L’uomo, quindi, non ha il diritto di aspettarsi il rispetto « per ciò che egli è di fatto e per ciò che egli crede in coscienza», poiché questo equivarrebbe a pretendere il rispetto perfino per il male e per l’errore. 
L’uomo dev’essere rispettato per ciò che Dio lo chiama ad essere, e la sua coscienza dev’essere rispettata nella misura in cui aderisce alla verità oggettiva.
«Se tuo fratello rifiuta di ascoltarti… dillo alla Chiesa; se si rifiuta di ascoltare anche la Chiesa, che per te sia come il pagano e il pubblicano» (Mt 18, 15-17).
La carità della Chiesa, regolandosi sul modello della Carità Divina, ha sempre distinto tra il peccato e il peccatore, tra l’errore e colui che lo commette, odiando «di un odio perfetto» (Sal 138, 23) il peccato e l’errore, in quanto si oppongono a Dio e ostacolano la perfezione dell’uomo, e amando il peccatore e lo sviato non in quanto tali, ma in quanto capaci di aderire ancora alla Verità e al Bene (S. Th. II-II, p. 25, art. 6). 
Infatti, i dannati, che hanno perduto definitivamente questa capacità, sono definitivamente esclusi da questa Carità.
 

4) Voi avete detto ai giovani musulmani: «La Chiesa cattolica guarda con rispetto e riconosce la qualità del vostro percorso religioso, la ricchezza della vostra tradizione spirituale. Anche noi cristiani siamo fieri della nostra tradizione religiosa».

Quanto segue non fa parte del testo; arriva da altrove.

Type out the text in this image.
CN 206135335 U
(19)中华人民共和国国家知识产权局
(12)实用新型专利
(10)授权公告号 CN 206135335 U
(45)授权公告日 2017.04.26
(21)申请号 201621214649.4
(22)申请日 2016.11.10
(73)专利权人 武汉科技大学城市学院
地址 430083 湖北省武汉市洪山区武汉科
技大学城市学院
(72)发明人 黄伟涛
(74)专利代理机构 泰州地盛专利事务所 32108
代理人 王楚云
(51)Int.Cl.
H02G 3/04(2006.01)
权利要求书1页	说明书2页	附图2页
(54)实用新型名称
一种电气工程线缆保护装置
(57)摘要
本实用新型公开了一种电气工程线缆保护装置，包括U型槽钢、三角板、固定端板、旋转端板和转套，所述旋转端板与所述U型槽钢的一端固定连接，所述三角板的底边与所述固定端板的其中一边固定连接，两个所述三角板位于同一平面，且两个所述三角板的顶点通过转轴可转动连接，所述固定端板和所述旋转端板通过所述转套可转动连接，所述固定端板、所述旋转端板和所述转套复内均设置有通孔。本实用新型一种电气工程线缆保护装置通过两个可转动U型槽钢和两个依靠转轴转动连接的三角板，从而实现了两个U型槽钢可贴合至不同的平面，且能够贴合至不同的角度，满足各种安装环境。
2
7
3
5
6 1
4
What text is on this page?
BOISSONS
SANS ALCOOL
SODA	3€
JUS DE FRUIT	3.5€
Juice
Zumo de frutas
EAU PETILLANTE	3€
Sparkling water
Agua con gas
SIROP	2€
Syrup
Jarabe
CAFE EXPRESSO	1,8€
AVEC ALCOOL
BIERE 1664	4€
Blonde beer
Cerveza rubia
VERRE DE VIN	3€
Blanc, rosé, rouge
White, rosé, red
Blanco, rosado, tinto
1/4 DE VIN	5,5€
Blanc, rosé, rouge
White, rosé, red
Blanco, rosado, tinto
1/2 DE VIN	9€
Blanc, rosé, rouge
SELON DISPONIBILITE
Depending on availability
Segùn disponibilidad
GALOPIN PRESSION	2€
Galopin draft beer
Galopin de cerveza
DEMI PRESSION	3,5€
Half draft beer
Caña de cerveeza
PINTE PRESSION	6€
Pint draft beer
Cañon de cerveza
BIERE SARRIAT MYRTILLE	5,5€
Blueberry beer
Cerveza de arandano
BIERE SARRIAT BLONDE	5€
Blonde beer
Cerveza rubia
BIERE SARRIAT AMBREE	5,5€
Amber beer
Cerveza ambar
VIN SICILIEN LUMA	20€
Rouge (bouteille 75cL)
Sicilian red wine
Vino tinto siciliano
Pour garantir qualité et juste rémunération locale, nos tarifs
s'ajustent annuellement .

Santissimo Padre, in tal modo voi avete espresso, in nome della Chiesa, della stima per un percorso religioso prodotto dalla fantasia di un esaltato, percorso che si accompagna all’errore, al rifiuto di Nostro Signore Gesú Cristo, senza il quale nessuno può essere salvato, e al rifiuto della sua Chiesa, fuori dalla quale non v’è salvezza. 
Con questo voi avete confermato i musulmani nel loro errore. Inoltre, voi avete posto sullo stesso piano la tradizione spirituale musulmana e la Rivelazione Divina, che ci è stata trasmessa infallibilmente da Pietro e dai suoi successori. Avete cosí umiliato la Tradizione cattolica, ed elevato la tradizione musulmana ad un livello che non le compete assolutamente.
Tra le altre cose, le vostre parole sembrano approvare tutti i misfatti commessi dall’Islam contro la cattolicità per mezzo della «guerra santa» (che è ben altro che la «fraternità universale»!), guerra che, essendo per i musulmani uno dei cinque principali doveri religiosi prescritti dal Corano, è inseparabile dal loro «percorso religioso» come dalla loro «tradizione spirituale». Implicitamente le vostre parole equivalgono anche alla condanna di tutti i pontefici, come San Pio V e il beato Innocenzo XI, che hanno combattuto l’Islam per permettere all’Europa cattolica di sopravvivere. 
Santo Padre, ci è permesso ricordarvi che senza la «tradizione spirituale» islamica di cui fate l’elogio, la Chiesa cattolica non sarebbe stata scacciata dall’Africa del Nord, e che là ove oggi vi sono per voi migliaia di giovani che credono in Allah, vi sarebbero migliaia di giovani che crederebbero in Gesú Cristo?
 

5) Voi avete detto: «Credo che noi, cristiani e musulmani, possiamo riconoscere con gioia i valori religiosi che abbiamo in comune e renderne grazie a Dio. Gli uni e gli altri crediamo in un solo Dio, in un Dio unico, che è pienezza di Giustizia e pienezza di Misericordia; noi crediamo all’importanza della preghiera, del digiuno e dell’elemosina, della penitenza e del perdono; noi crediamo che Dio sarà giudice misericordioso alla fine dei tempi, e speriamo che dopo la resurrezione Egli sarà soddisfatto di noi e noi sappiamo che saremo soddisfatti di Lui».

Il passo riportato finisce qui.